MAKTULÜN EŞİ: EŞİMİN AĞIZINDAN ASLA KÜFÜR ÇIKMADI
Maktulün eşi R.T. ise, “Sanıpın savunmaları doğru değil. Çöp dolayından vesaire doğru. Taşındıktan sonra ilk 2 sene güzel geçindik. İzmarit olayından sonra sürtüşme başladı. 

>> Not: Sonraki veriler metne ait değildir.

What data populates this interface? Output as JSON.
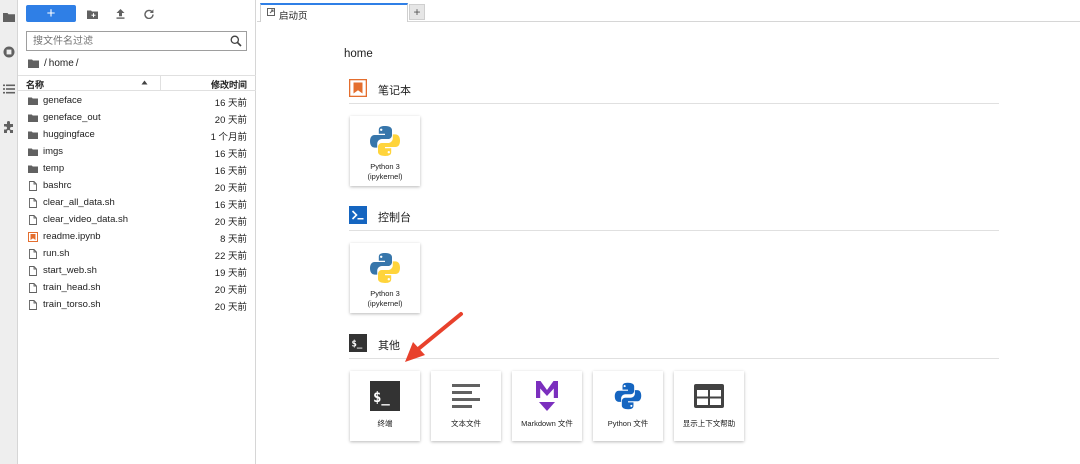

Eşimin ağızından asla küfür çıkmadı. Sanığı dolduran annesi oldu. Mahkemelik olduk. Dediği gibi duvarın kaldırdı. Selamı alıp selamı vermiyorduk. Kardeşim ve eşim sövmedi. Ağabeyime sordum. O da ‘küçük kardeşi küfür etti’ dedi. Ağabeyim ‘sanığın babasına gel de konuşalım’ dedi. O göçtü gitti sen oradasın olanı anlat. Olay günü eşim ikindi namazı için çıktı. Ben de namaza duracaktım. Sanık bağırıyordu. Çıktım, ‘yürü yürü kocanın leşini camiye serdim’ dedi. ‘Seni buradan sürdüreceğim’ dedi. Camiye doğru gittim. Kalabalıktı. Polisler beni sokmadı. Biri bana ‘ölmüş ölmüş’ dedi. Polisler beni oradan aldı. Ambulans alacak sandım madem eşimi almış. Kardeşinin leşini de sereceğim’ dedi. Eşimin kardeşi ölünce eşi satmış bizim bilgimiz yok. Biz o ev hakkında asla hak talep etmedik. Tanık beyanlarını kabul etmiyorum. Olayı tasarlayan annesi.” diye belirtti. Daha sonra olayın tanıkları dinlendi. Mahkeme heyeti eksiklerin giderilmesi için duruşmayı ileribir tarihe erteledi.